Jika aku terlelap seperti anak yang di belakang maka diriku akan dicap sebagai anak pemalas dan sudah pasti bagi anak perempuan akan sulit berteman dengan reputasi yang buruk seperti itu.

Kelas Teori Bentuk Musik di jam terakhir benar-benar membosankan, rasanya ingin segera pergi ke kasur dan merebahkan diri yang penat. Helaan napasku tanpa sadar keluar, membuatku sedikit berpikir apakah ini fase di mana manusia akan bosan dengan rutinitasnya?

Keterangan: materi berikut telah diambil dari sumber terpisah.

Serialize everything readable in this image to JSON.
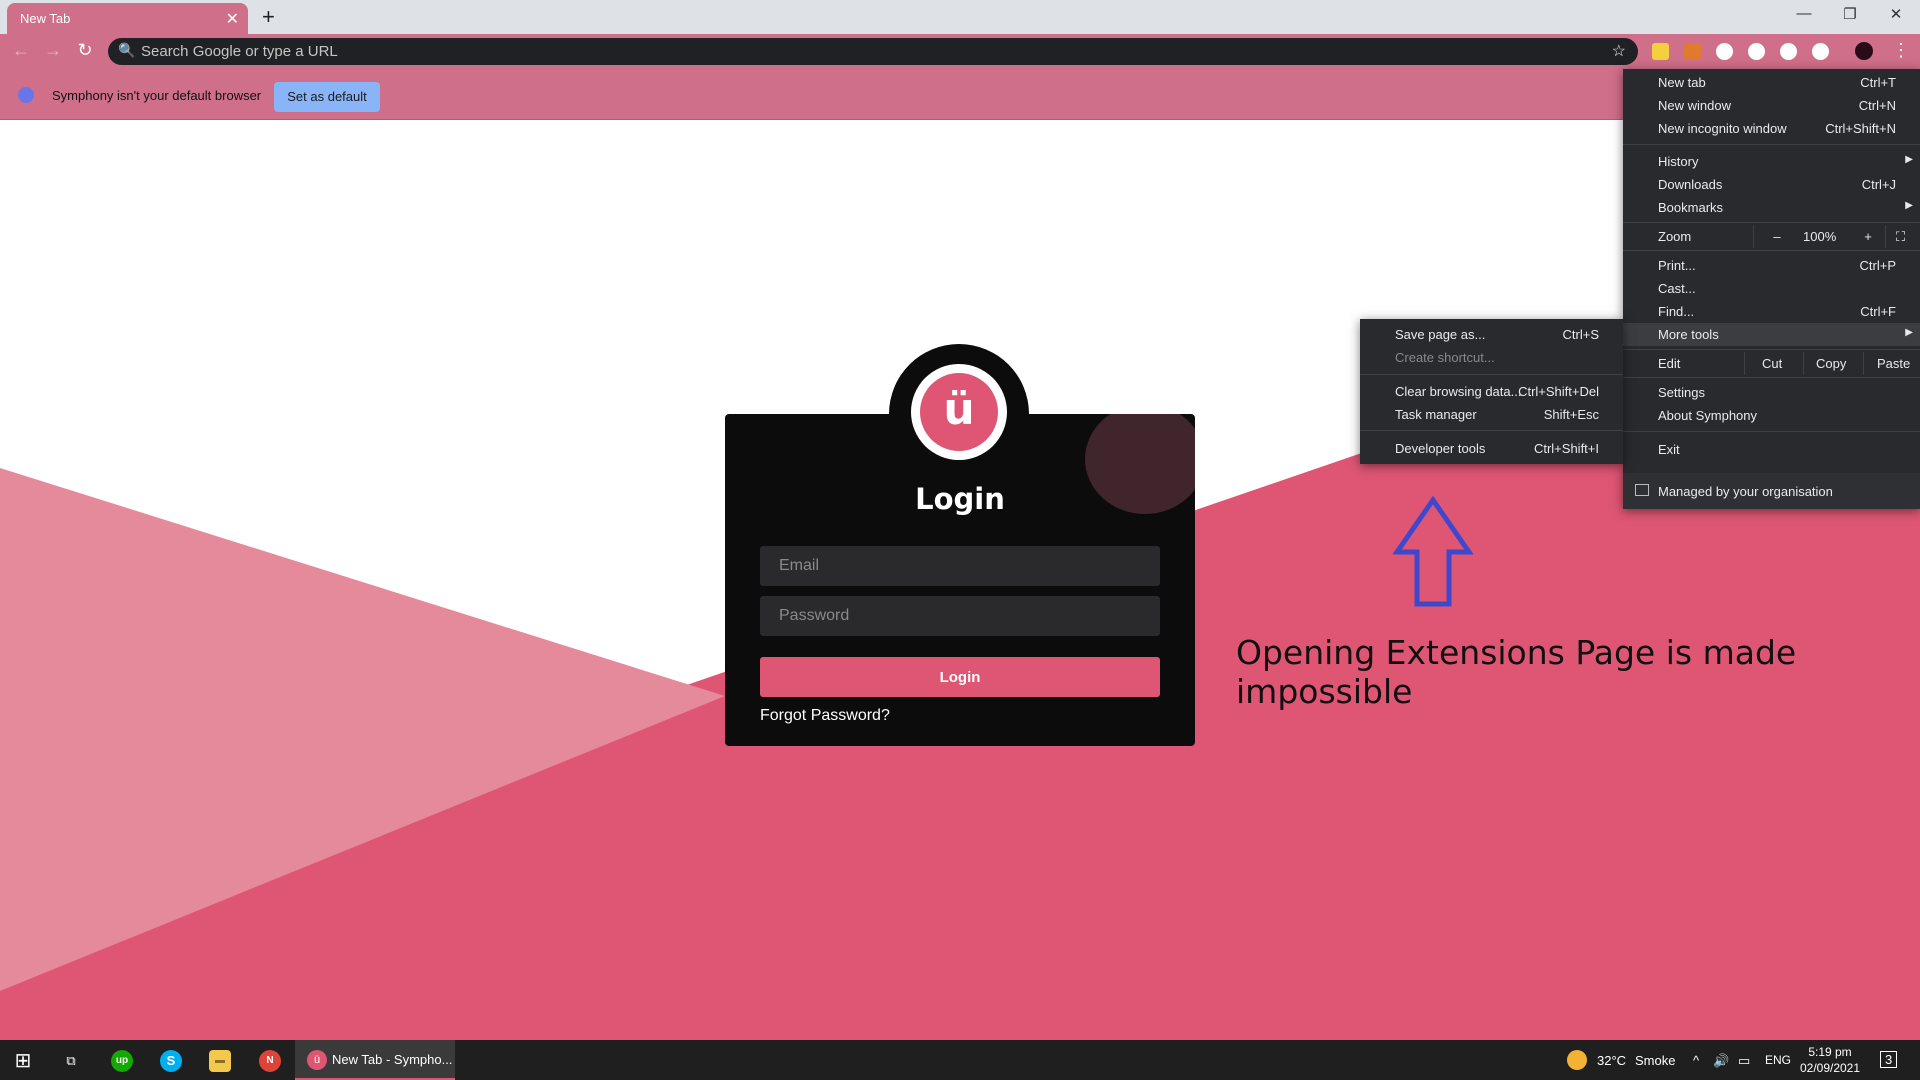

Mungkin aku sudah dalam tahapan tersebut, semua kegiatan monoton selama beberapa minggu ini benar-benar membosankan. Padahal awalnya kukira akan menikmati hari demi hari di sekolah.

Hal ini bisa juga disebabkan karena kurangnya aku berinteraksi dengan orang-orang yang ada di kelas. Sudah kuduga kalau menyendiri itu memang membosankan.

Aku hanya berbincang dengan Felly ketika ada di kantin atau saat berangkat dari asrama menuju gedung pelajaran. Sepertinya aku memang harus mencari lebih banyak teman.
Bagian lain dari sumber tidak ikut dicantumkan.